Mornings are hard for me before coffee. I'm tired and discouraged and life sucks.
But, it feels like the work I do here on this journal in the mornings sets me up to have a better day. I WANT to dive into the word of God and so I'm doing it.
Last night, I tried to talk to my husband about my current heightened anxiety/depression right now. He's heard it before, we've circled the same conversation, again and again, he'll do anything to help me. And, he's done everything to help me.
Anxiety is just a thing. It's there. And, it's okay that it's there.
Sometimes it's there less. Sometimes it's there more.
I've just got to keep talking about it and acknowledging it and telling myself that this will pass.
There will be less anxiety again.

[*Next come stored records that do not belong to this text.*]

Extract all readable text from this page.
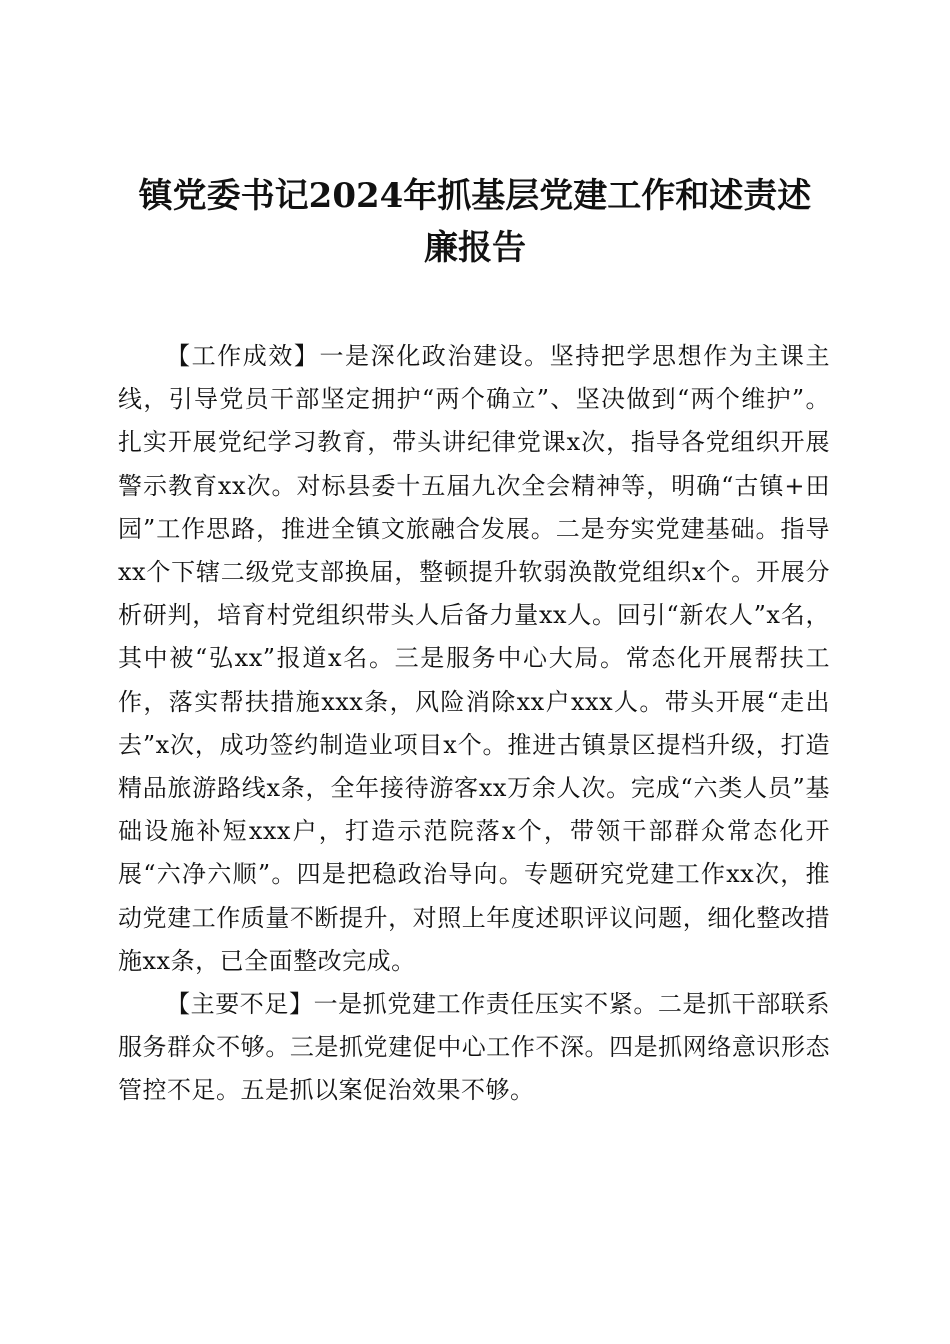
镇党委书记2024年抓基层党建工作和述责述
廉报告

【工作成效】一是深化政治建设。坚持把学思想作为主课主线，引导党员干部坚定拥护“两个确立”、坚决做到“两个维护”。扎实开展党纪学习教育，带头讲纪律党课x次，指导各党组织开展警示教育xx次。对标县委十五届九次全会精神等，明确“古镇+田园”工作思路，推进全镇文旅融合发展。二是夯实党建基础。指导xx个下辖二级党支部换届，整顿提升软弱涣散党组织x个。开展分析研判，培育村党组织带头人后备力量xx人。回引“新农人”x名，其中被“弘xx”报道x名。三是服务中心大局。常态化开展帮扶工作，落实帮扶措施xxx条，风险消除xx户xxx人。带头开展“走出去”x次，成功签约制造业项目x个。推进古镇景区提档升级，打造精品旅游路线x条，全年接待游客xx万余人次。完成“六类人员”基础设施补短xxx户，打造示范院落x个，带领干部群众常态化开展“六净六顺”。四是把稳政治导向。专题研究党建工作xx次，推动党建工作质量不断提升，对照上年度述职评议问题，细化整改措施xx条，已全面整改完成。

【主要不足】一是抓党建工作责任压实不紧。二是抓干部联系服务群众不够。三是抓党建促中心工作不深。四是抓网络意识形态管控不足。五是抓以案促治效果不够。
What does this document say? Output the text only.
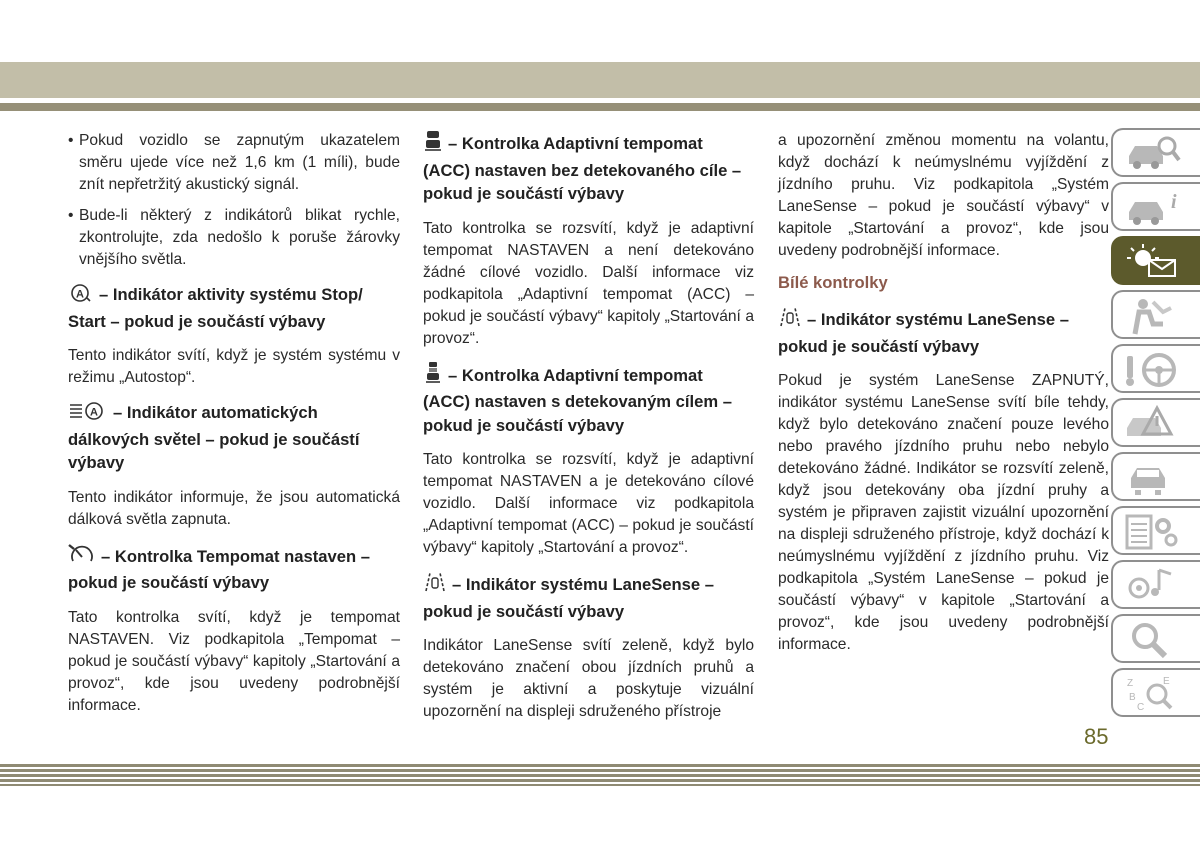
• Pokud vozidlo se zapnutým ukazatelem směru ujede více než 1,6 km (1 míli), bude znít nepřetržitý akustický signál.
• Bude-li některý z indikátorů blikat rychle, zkontrolujte, zda nedošlo k poruše žárovky vnějšího světla.
A – Indikátor aktivity systému Stop/ Start – pokud je součástí výbavy

Tento indikátor svítí, když je systém systému v režimu „Autostop“.

A – Indikátor automatických dálkových světel – pokud je součástí výbavy

Tento indikátor informuje, že jsou automatická dálková světla zapnuta.

– Kontrolka Tempomat nastaven – pokud je součástí výbavy

Tato kontrolka svítí, když je tempomat NASTAVEN. Viz podkapitola „Tempomat – pokud je součástí výbavy“ kapitoly „Startování a provoz“, kde jsou uvedeny podrobnější informace.

– Kontrolka Adaptivní tempomat (ACC) nastaven bez detekovaného cíle – pokud je součástí výbavy

Tato kontrolka se rozsvítí, když je adaptivní tempomat NASTAVEN a není detekováno žádné cílové vozidlo. Další informace viz podkapitola „Adaptivní tempomat (ACC) – pokud je součástí výbavy“ kapitoly „Startování a provoz“.

– Kontrolka Adaptivní tempomat (ACC) nastaven s detekovaným cílem – pokud je součástí výbavy

Tato kontrolka se rozsvítí, když je adaptivní tempomat NASTAVEN a je detekováno cílové vozidlo. Další informace viz podkapitola „Adaptivní tempomat (ACC) – pokud je součástí výbavy“ kapitoly „Startování a provoz“.

– Indikátor systému LaneSense – pokud je součástí výbavy

Indikátor LaneSense svítí zeleně, když bylo detekováno značení obou jízdních pruhů a systém je aktivní a poskytuje vizuální upozornění na displeji sdruženého přístroje

a upozornění změnou momentu na volantu, když dochází k neúmyslnému vyjíždění z jízdního pruhu. Viz podkapitola „Systém LaneSense – pokud je součástí výbavy“ v kapitole „Startování a provoz“, kde jsou uvedeny podrobnější informace.

Bílé kontrolky
– Indikátor systému LaneSense – pokud je součástí výbavy

Pokud je systém LaneSense ZAPNUTÝ, indikátor systému LaneSense svítí bíle tehdy, když bylo detekováno značení pouze levého nebo pravého jízdního pruhu nebo nebylo detekováno žádné. Indikátor se rozsvítí zeleně, když jsou detekovány oba jízdní pruhy a systém je připraven zajistit vizuální upozornění na displeji sdruženého přístroje, když dochází k neúmyslnému vyjíždění z jízdního pruhu. Viz podkapitola „Systém LaneSense – pokud je součástí výbavy“ v kapitole „Startování a provoz“, kde jsou uvedeny podrobnější informace.

i
Z	E
B
C
85
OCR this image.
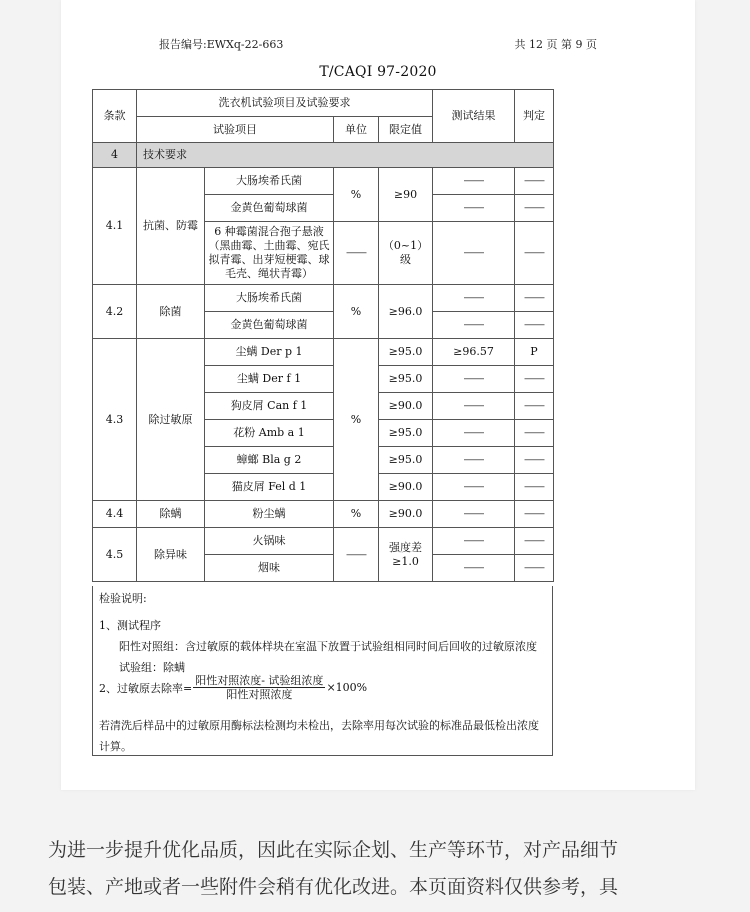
报告编号:EWXq-22-663	共 12 页 第 9 页
T/CAQI 97-2020
条款	洗衣机试验项目及试验要求				测试结果	判定
	试验项目		单位	限定值		
4	技术要求					
4.1	抗菌、防霉	大肠埃希氏菌	%	≥90	——	——
		金黄色葡萄球菌			——	——
		6 种霉菌混合孢子悬液（黑曲霉、土曲霉、宛氏拟青霉、出芽短梗霉、球毛壳、绳状青霉）	——	（0~1）级	——	——
4.2	除菌	大肠埃希氏菌	%	≥96.0	——	——
		金黄色葡萄球菌			——	——
4.3	除过敏原	尘螨 Der p 1	%	≥95.0	≥96.57	P
		尘螨 Der f 1		≥95.0	——	——
		狗皮屑 Can f 1		≥90.0	——	——
		花粉 Amb a 1		≥95.0	——	——
		蟑螂 Bla g 2		≥95.0	——	——
		猫皮屑 Fel d 1		≥90.0	——	——
4.4	除螨	粉尘螨	%	≥90.0	——	——
4.5	除异味	火锅味	——	强度差≥1.0	——	——
		烟味			——	——
检验说明:
1、测试程序
阳性对照组：含过敏原的载体样块在室温下放置于试验组相同时间后回收的过敏原浓度
试验组：除螨
2、过敏原去除率= $\frac{\text{阳性对照浓度- 试验组浓度}}{\text{阳性对照浓度}} \times 100\%$
若清洗后样品中的过敏原用酶标法检测均未检出，去除率用每次试验的标准品最低检出浓度
计算。
为进一步提升优化品质，因此在实际企划、生产等环节，对产品细节
包装、产地或者一些附件会稍有优化改进。本页面资料仅供参考，具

It's okay that there's a lot right now.
***
"For our momentary, light distress [this passing trouble] is producing for us an eternal weight of glory [a fullness] beyond all measure [surpassing all comparisons, a transcendent splendor and an endless blessedness]! So we look not at the things which are seen, but at the things which are unseen; for the things which are visible are temporal [just brief and fleeting], but the things which are invisible are everlasting and imperishable." - 2 Corinthians 4:17-18 AMP
***
it's okay,
jj
P.S. As I publish this post, I feel a little lighter than I did before I opened it.